Alberto Oliva rilegge il classico di Schnitzler, perché la decadenza morale della borghesia è sempre attuale
di Enrico Groppali
Nel lontano 1924 Arthur Schnitzler sperimentò, da par suo, la tecnica del monologo interiore in un breve e intenso testo intitolato “La signorina Else”. Con apparente distacco, il grande maestro dell’inconscio mette a fuoco la psicologia di una fanciulla dell’alta società viennese che si suicida rendendosi conto di essere nient’altro che una pedina nelle mani dei genitori. I quali vorrebbero darla in pasto a un laido barone, amico di famiglia, in cambio di denaro così che il padre, avvocato incline al più vergognoso compromesso, possa ripagare un debito e salvarsi dall’arresto e dall’ignominia.

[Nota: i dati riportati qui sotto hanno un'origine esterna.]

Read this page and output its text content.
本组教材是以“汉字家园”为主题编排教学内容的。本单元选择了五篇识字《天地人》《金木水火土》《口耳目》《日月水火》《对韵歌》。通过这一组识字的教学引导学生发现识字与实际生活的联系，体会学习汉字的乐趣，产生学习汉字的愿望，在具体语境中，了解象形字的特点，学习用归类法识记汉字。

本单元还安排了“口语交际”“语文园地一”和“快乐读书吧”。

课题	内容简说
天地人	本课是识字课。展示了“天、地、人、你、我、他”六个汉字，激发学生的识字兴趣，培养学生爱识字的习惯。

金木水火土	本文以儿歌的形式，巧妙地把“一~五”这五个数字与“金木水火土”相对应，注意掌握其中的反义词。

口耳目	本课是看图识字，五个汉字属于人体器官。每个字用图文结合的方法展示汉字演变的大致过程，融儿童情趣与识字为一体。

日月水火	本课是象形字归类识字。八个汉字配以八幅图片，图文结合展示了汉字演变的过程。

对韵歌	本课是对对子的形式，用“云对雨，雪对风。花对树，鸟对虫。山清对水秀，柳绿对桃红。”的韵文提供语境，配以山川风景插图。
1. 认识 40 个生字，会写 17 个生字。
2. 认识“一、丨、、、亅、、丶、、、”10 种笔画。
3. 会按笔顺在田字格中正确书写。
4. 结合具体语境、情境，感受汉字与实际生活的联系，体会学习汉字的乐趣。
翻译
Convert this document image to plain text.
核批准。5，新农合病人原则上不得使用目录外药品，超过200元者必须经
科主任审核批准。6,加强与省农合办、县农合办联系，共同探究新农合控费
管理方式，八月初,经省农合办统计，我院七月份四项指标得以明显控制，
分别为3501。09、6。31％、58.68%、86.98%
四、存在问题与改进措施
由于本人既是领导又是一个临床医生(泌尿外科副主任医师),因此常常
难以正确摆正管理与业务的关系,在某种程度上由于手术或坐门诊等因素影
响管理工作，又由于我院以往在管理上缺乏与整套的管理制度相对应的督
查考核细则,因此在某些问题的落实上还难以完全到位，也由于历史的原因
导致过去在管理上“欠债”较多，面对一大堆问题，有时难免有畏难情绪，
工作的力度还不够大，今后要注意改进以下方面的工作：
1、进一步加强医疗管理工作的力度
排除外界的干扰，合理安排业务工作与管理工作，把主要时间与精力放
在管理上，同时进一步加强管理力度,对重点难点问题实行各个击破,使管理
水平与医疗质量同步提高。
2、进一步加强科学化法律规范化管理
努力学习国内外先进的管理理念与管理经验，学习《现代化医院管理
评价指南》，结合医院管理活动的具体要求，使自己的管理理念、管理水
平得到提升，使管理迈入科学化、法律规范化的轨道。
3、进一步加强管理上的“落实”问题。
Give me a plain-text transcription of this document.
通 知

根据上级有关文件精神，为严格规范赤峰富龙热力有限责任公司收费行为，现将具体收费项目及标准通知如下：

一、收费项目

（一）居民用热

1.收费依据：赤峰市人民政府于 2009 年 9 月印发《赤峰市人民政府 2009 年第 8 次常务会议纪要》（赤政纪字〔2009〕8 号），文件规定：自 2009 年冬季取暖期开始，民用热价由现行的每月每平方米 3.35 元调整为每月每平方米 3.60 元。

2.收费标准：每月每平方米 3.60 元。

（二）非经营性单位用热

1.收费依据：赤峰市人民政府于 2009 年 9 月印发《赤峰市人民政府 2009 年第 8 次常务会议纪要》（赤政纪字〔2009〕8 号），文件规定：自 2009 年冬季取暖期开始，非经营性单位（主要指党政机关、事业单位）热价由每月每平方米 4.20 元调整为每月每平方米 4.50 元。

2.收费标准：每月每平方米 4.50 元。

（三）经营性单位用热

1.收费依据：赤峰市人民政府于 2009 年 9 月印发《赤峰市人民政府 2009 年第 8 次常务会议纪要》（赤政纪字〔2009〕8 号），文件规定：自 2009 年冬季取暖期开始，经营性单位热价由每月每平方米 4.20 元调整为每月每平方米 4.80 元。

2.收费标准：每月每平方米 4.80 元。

Tra la stanza di un hotel, che agli occhi della vittima si muta in una cella di lusso, e il ristorante, dove cibi prelibati vengono consumati misti alle frivole chiacchiere dei commensali, si compie il dramma: la fanciulla sta per cedere alle richieste dell’aguzzino che, dopo aver promesso di versarle la somma pattuita, le chiede di denudarsi. E’ allora che Else, nella sala da musica, si spoglia in presenza degli ospiti per sfuggire al ricatto bevendo, non vista, il veleno mortale. Nello stupendo finale, innalza un inno alla vita del tutto ignorato dai presenti.
Alberto Oliva, regista dello spettacolo, conferisce una livida grazia a questo testo-simbolo della crisi di una classe sociale ricorrendo a un impianto luci di funereo splendore. Sul palco, un musicista accompagna alla fisarmonica Federica Sandrini, giovane attrice di grande sensibilità, la quale scandisce con sapienza minimale i trasalimenti della protagonista in un requiem di cupa e straziante incidenza.